The dismissiveness in his voice—the same tone my father uses when discussing anything I actually cared about—sparked something fierce in me.

"You know what, Philippe? For ten years, I've worked sixty-hour weeks for a company that sees me as nothing but billable hours. I've sacrificed relationships, health, happiness—for what? A corner office and a salary that buys things I don't need in an apartment I never stay in?"

"For security. For success."

"Whose definition of success?" I looked across the vines in the distance toward Hugo's property, where I could see him already working in the early morning light. "I've found something worth more than senior partnership. I've found my home and reason for being."

"This is career suicide, Alexandre."

"Maybe. Or maybe it's the first honest decision I've made in years.

" I paused, feeling the finality of what I was about to say.

"I'll send my formal resignation today. My projects are documented, my clients are covered.

Consider this my two week notice.

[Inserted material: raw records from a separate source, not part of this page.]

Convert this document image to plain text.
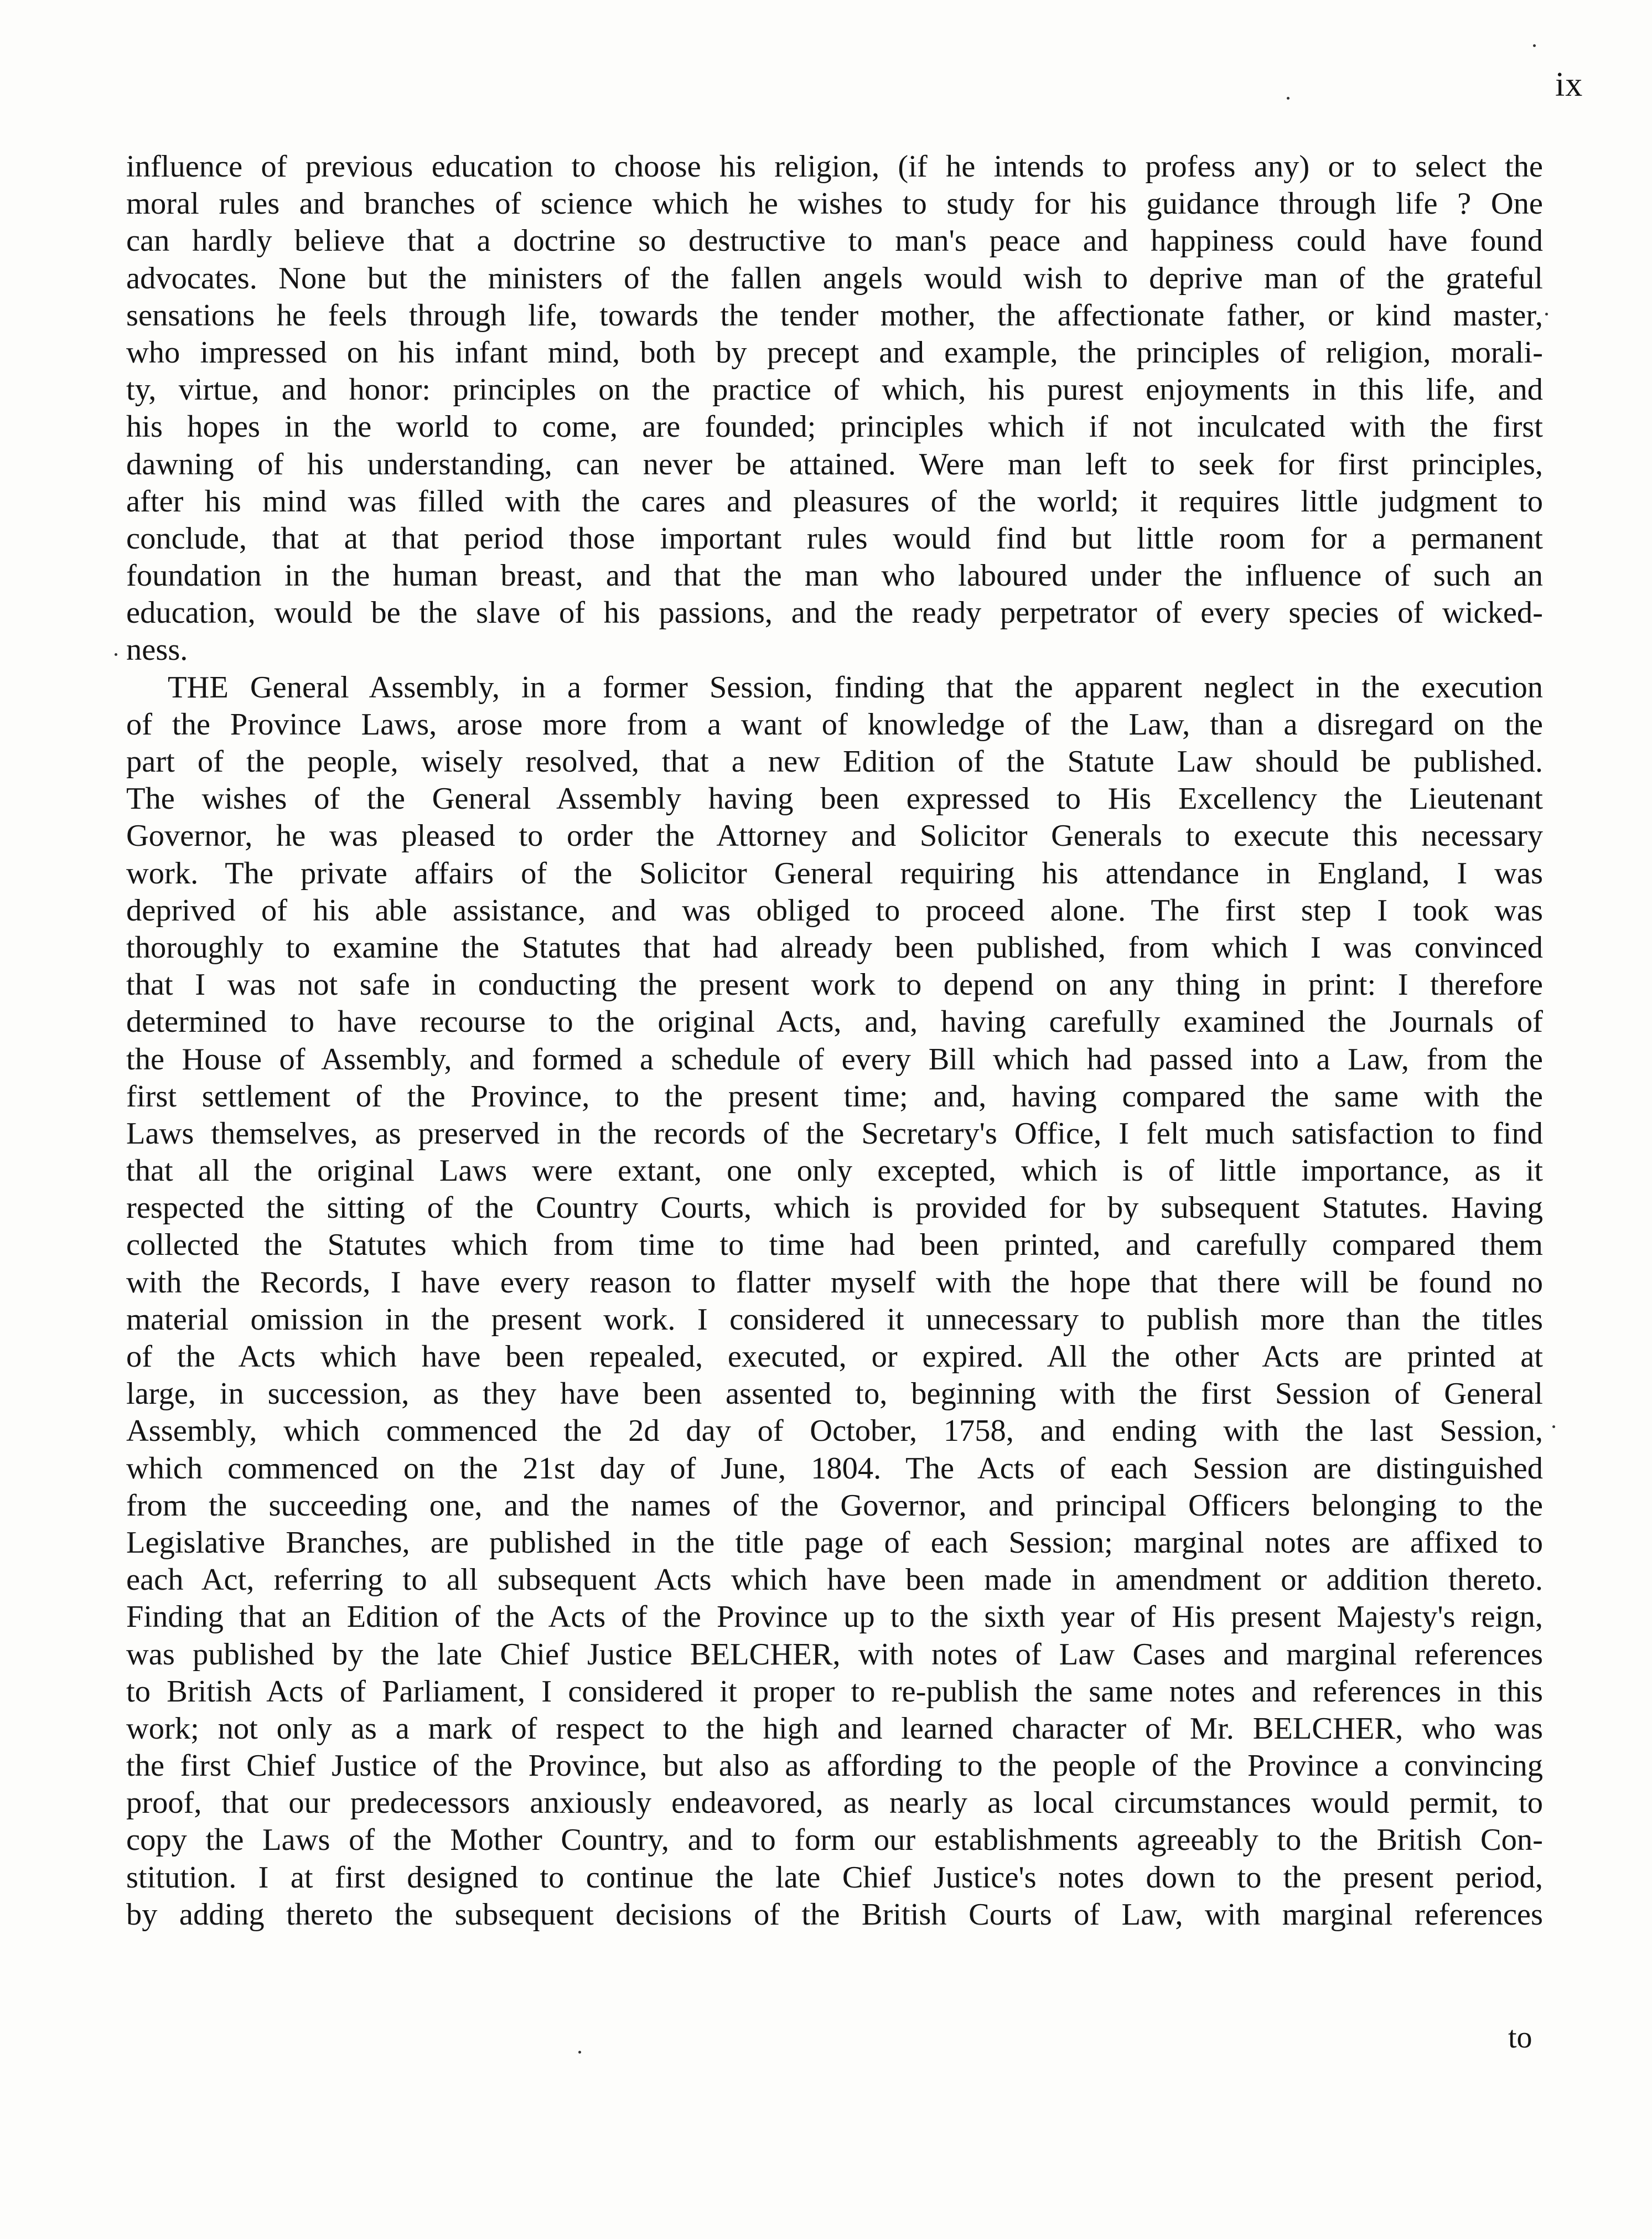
ix
influence of previous education to choose his religion, (if he intends to profess any) or to select the
moral rules and branches of science which he wishes to study for his guidance through life ? One
can hardly believe that a doctrine so destructive to man's peace and happiness could have found
advocates. None but the ministers of the fallen angels would wish to deprive man of the grateful
sensations he feels through life, towards the tender mother, the affectionate father, or kind master,
who impressed on his infant mind, both by precept and example, the principles of religion, morali-
ty, virtue, and honor: principles on the practice of which, his purest enjoyments in this life, and
his hopes in the world to come, are founded; principles which if not inculcated with the first
dawning of his understanding, can never be attained. Were man left to seek for first principles,
after his mind was filled with the cares and pleasures of the world; it requires little judgment to
conclude, that at that period those important rules would find but little room for a permanent
foundation in the human breast, and that the man who laboured under the influence of such an
education, would be the slave of his passions, and the ready perpetrator of every species of wicked-
ness.
THE General Assembly, in a former Session, finding that the apparent neglect in the execution
of the Province Laws, arose more from a want of knowledge of the Law, than a disregard on the
part of the people, wisely resolved, that a new Edition of the Statute Law should be published.
The wishes of the General Assembly having been expressed to His Excellency the Lieutenant
Governor, he was pleased to order the Attorney and Solicitor Generals to execute this necessary
work. The private affairs of the Solicitor General requiring his attendance in England, I was
deprived of his able assistance, and was obliged to proceed alone. The first step I took was
thoroughly to examine the Statutes that had already been published, from which I was convinced
that I was not safe in conducting the present work to depend on any thing in print: I therefore
determined to have recourse to the original Acts, and, having carefully examined the Journals of
the House of Assembly, and formed a schedule of every Bill which had passed into a Law, from the
first settlement of the Province, to the present time; and, having compared the same with the
Laws themselves, as preserved in the records of the Secretary's Office, I felt much satisfaction to find
that all the original Laws were extant, one only excepted, which is of little importance, as it
respected the sitting of the Country Courts, which is provided for by subsequent Statutes. Having
collected the Statutes which from time to time had been printed, and carefully compared them
with the Records, I have every reason to flatter myself with the hope that there will be found no
material omission in the present work. I considered it unnecessary to publish more than the titles
of the Acts which have been repealed, executed, or expired. All the other Acts are printed at
large, in succession, as they have been assented to, beginning with the first Session of General
Assembly, which commenced the 2d day of October, 1758, and ending with the last Session,
which commenced on the 21st day of June, 1804. The Acts of each Session are distinguished
from the succeeding one, and the names of the Governor, and principal Officers belonging to the
Legislative Branches, are published in the title page of each Session; marginal notes are affixed to
each Act, referring to all subsequent Acts which have been made in amendment or addition thereto.
Finding that an Edition of the Acts of the Province up to the sixth year of His present Majesty's reign,
was published by the late Chief Justice BELCHER, with notes of Law Cases and marginal references
to British Acts of Parliament, I considered it proper to re-publish the same notes and references in this
work; not only as a mark of respect to the high and learned character of Mr. BELCHER, who was
the first Chief Justice of the Province, but also as affording to the people of the Province a convincing
proof, that our predecessors anxiously endeavored, as nearly as local circumstances would permit, to
copy the Laws of the Mother Country, and to form our establishments agreeably to the British Con-
stitution. I at first designed to continue the late Chief Justice's notes down to the present period,
by adding thereto the subsequent decisions of the British Courts of Law, with marginal references
to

I'll be using my accrued vacation time for my notice period, so you won't be seeing me in office again. "

"We'll sue for breach of contract. Your non- compete clause—"

"Only applies if I join a competitor. Last I checked, you don't consider small French vineyards a threat to your corporate empire." I smiled, surprised by how good this felt. "Goodbye, Philippe. Thanks for teaching me what I don't want my life to become."

I hung up before he could respond, then immediately blocked his number.

Ending the call, the night air felt cleaner somehow, easier to breathe. The vineyard before me no longer looked like a burden but a possibility. The weight of the corporate world fell from my shoulders, further showing me what was right and what I had ignored.

I needed to see Hugo. To tell him I was staying. To apologize for wavering, for nearly betraying everything and everyone—including myself.

But first, I had work to do. Alliance bylaws to draft. Grant applications to research. A business plan to create that would convince the bank to extend our loan.

I gathered Henri's journal and went inside to his study. My study now. There was a lifetime of work ahead, and for the first time since returning to Saint-émilion, I was ready to embrace it.

Not because it was easy, but because it was right.

Not because it was safe, but because it mattered.

I would not repeat Henri's mistake. I would not choose safety over love, appearance over truth, retreat over courage. I would not give into the fear instilled into me by my father.

Tomorrow, I would find Hugo and tell him exactly that.